Как отравили Булгакова. Яд для гения - Геннадий Смолин
Шрифт:
Интервал:
Закладка:
С каждым новым выходом в мир я тяготился им все больше и больше и всякий раз чувствовал огромное облегчение, когда возвращался в свою берлогу. Бросал выписанный эскулапом рецепт в ящик стола, а больничный лист клал в конверт, заклеивал и просовывал под дверь. Утром приходил почтальон и забирал конверт на почту.
Меня вообще ничто не могло потревожить, кроме моего исследования и отсутствия вестей от Эдуарда Хлысталова.
И вот как-то утром пришла-таки долгожданная весточка – открытка, написанная каллиграфическим почерком, так хорошо изученным мною. Именно этой рукой был выведен перевод послания, в тайну которого, как в бездну, рухнула моя жизнь. Но написано на открытке было совсем не то, что я ожидал. Я прочел:
«Со мной созвонились, и было назначено рандеву в ресторане, где обслуживают слепые кельнеры. Там темно, общение наощупь. Было двое мужчин в черном. Разговор был спокойный, но с угрозами. Они знают про рукописи и требовали их возврата. Берегите себя.
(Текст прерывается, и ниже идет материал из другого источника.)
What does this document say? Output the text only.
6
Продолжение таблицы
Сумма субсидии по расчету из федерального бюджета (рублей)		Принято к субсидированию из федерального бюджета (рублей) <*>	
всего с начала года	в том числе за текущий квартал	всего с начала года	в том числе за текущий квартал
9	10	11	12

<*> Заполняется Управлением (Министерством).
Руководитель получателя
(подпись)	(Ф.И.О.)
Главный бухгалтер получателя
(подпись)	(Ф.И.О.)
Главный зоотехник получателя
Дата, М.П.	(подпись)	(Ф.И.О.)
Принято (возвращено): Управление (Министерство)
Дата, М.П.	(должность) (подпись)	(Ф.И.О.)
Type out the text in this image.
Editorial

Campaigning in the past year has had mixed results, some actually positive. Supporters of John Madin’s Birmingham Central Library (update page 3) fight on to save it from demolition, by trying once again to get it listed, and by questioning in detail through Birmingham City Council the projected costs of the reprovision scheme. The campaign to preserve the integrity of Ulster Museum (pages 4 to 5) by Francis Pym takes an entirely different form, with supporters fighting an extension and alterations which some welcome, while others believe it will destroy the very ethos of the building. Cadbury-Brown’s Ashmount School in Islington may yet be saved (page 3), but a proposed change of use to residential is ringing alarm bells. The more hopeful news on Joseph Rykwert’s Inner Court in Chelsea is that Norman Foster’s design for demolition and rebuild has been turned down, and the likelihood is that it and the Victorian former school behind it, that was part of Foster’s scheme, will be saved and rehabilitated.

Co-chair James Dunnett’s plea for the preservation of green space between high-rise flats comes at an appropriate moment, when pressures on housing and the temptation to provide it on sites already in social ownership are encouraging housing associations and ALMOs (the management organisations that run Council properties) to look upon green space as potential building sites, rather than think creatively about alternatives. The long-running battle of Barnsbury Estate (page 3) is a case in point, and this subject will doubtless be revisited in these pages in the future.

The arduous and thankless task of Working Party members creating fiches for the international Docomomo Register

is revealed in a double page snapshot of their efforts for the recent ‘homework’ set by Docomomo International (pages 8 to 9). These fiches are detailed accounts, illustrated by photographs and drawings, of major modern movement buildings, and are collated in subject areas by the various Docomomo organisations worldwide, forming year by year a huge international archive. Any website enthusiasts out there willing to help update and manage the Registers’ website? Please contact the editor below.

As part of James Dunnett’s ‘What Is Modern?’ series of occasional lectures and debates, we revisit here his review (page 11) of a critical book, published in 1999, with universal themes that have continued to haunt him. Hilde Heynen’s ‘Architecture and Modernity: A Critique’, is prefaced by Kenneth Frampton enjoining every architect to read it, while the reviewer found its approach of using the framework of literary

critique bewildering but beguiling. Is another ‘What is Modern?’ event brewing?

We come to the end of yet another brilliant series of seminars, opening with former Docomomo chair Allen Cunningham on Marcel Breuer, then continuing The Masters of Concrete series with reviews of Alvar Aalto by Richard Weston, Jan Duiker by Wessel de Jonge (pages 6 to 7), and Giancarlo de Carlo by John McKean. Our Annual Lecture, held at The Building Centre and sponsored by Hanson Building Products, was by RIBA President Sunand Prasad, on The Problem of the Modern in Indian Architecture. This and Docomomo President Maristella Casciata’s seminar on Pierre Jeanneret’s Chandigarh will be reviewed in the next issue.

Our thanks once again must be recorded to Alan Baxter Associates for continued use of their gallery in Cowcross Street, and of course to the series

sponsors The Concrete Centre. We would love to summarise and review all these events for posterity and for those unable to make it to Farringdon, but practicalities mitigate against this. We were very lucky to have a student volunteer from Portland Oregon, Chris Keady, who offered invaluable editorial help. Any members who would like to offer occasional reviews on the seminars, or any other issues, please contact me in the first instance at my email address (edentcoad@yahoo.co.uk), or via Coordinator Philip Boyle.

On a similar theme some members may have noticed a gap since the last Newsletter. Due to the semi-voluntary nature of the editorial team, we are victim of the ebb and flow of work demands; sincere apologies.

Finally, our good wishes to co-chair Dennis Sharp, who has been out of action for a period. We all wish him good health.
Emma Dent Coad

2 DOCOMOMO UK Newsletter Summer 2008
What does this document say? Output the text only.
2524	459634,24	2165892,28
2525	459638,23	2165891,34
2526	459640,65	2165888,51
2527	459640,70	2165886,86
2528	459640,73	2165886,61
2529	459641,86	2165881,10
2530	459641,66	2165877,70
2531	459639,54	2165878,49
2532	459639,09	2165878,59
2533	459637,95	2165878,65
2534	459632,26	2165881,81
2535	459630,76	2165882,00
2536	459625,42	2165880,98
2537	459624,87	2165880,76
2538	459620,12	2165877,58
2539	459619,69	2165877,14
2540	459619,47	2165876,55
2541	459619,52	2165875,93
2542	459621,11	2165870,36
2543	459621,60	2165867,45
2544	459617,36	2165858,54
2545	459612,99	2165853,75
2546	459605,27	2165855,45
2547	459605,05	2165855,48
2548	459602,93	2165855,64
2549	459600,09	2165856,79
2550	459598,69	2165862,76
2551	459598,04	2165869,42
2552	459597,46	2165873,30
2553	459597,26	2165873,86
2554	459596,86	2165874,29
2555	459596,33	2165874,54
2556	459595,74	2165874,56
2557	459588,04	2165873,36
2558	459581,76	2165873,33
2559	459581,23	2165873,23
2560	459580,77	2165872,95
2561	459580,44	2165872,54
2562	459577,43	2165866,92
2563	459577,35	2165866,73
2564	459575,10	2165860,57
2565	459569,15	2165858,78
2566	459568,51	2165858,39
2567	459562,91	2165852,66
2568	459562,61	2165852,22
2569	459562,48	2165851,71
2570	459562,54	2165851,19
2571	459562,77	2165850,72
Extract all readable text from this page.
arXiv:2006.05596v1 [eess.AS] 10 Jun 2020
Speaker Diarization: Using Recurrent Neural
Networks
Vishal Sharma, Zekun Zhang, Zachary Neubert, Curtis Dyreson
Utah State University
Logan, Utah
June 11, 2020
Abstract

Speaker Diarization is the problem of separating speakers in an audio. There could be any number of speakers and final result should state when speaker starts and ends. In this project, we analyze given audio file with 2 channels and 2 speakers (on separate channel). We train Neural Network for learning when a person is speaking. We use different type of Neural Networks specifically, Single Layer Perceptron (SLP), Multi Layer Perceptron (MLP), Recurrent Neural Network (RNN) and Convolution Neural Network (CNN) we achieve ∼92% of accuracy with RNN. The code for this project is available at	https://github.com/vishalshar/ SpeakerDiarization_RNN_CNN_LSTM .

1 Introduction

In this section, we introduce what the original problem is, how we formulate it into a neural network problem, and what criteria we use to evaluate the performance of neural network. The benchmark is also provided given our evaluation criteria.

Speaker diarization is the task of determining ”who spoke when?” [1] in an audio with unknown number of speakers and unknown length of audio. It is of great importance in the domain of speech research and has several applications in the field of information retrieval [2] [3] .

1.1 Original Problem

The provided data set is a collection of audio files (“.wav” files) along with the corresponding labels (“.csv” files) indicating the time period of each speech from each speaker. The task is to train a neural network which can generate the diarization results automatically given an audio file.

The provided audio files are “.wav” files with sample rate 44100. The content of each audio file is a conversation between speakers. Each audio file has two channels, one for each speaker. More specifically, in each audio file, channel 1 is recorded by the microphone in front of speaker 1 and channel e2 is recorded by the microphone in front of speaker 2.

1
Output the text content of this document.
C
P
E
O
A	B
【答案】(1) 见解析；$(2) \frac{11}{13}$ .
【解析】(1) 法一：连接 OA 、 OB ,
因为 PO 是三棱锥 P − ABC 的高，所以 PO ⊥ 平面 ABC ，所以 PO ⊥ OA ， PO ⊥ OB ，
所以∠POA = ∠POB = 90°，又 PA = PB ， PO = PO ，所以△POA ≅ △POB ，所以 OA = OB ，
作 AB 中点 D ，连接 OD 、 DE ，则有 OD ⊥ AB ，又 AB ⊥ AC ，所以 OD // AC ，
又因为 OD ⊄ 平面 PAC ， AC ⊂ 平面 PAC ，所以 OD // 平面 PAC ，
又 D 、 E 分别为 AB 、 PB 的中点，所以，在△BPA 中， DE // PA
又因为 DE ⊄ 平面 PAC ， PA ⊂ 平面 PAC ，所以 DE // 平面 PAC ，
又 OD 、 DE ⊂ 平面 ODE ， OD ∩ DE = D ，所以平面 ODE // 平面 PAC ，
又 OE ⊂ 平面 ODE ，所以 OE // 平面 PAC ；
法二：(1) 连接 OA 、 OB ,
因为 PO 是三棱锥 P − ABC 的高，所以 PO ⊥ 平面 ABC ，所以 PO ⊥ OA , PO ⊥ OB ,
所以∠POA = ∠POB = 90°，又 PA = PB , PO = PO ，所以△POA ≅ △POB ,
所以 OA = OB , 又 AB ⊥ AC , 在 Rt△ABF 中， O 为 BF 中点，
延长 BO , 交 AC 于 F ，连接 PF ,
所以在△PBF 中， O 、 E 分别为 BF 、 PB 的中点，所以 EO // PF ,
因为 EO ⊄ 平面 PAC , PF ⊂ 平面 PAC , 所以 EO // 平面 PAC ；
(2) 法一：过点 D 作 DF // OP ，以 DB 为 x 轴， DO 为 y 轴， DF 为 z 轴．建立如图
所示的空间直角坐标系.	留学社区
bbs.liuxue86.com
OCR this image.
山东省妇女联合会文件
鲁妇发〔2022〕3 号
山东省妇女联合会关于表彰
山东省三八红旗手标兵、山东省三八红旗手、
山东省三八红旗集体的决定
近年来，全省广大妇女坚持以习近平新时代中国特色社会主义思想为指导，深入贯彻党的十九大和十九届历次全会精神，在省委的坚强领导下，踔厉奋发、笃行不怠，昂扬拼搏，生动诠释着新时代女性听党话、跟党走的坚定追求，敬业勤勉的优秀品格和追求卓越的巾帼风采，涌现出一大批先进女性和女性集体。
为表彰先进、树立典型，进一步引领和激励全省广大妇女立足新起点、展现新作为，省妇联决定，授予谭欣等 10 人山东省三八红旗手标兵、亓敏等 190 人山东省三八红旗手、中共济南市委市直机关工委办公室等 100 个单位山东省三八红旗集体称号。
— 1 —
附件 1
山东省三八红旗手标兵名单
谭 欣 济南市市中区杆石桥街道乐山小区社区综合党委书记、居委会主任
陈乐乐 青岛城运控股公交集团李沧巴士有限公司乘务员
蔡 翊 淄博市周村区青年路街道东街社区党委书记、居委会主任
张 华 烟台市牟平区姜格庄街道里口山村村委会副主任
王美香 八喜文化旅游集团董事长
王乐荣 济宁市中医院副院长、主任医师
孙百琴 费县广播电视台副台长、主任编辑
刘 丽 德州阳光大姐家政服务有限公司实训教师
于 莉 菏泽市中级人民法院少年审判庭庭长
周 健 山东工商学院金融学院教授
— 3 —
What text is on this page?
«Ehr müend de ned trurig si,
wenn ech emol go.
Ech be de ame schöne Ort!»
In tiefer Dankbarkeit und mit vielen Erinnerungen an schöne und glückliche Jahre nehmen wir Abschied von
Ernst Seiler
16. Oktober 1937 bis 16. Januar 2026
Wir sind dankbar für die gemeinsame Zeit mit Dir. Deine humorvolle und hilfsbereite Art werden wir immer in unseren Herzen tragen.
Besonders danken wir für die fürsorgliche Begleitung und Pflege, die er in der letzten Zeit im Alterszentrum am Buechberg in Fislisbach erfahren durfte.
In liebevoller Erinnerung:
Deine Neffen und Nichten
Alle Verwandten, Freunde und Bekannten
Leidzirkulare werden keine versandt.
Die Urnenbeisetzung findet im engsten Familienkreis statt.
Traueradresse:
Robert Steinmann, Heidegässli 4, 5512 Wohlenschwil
Существовали и другие тексты, но они хранились не у меня. Думаю, это проверка нас с вами на прочность. Вам ничего не говорило имя скульптора Меркурова, снявшего с Булгакова посмертную маску? Она сейчас в музее МХАТа. Вы рассмотрели только одну папку с документами или обе? Боюсь, что угроза для вашей жизни реальна. Пожалуйста, не делайте больше попыток связаться со мной по сотовой связи. Ограничьте свои перемещения. Не хочу впутывать вас в новые неприятности. Молю Бога о том, чтобы когда-нибудь вы простили меня за то, что я втянул вас во все эти дела. Общаться с вами могу только по городскому телефону: здесь «прослушка» маловероятней, нежели по мобильнику. Да хранит вас Господь. Ваш Э.Х.».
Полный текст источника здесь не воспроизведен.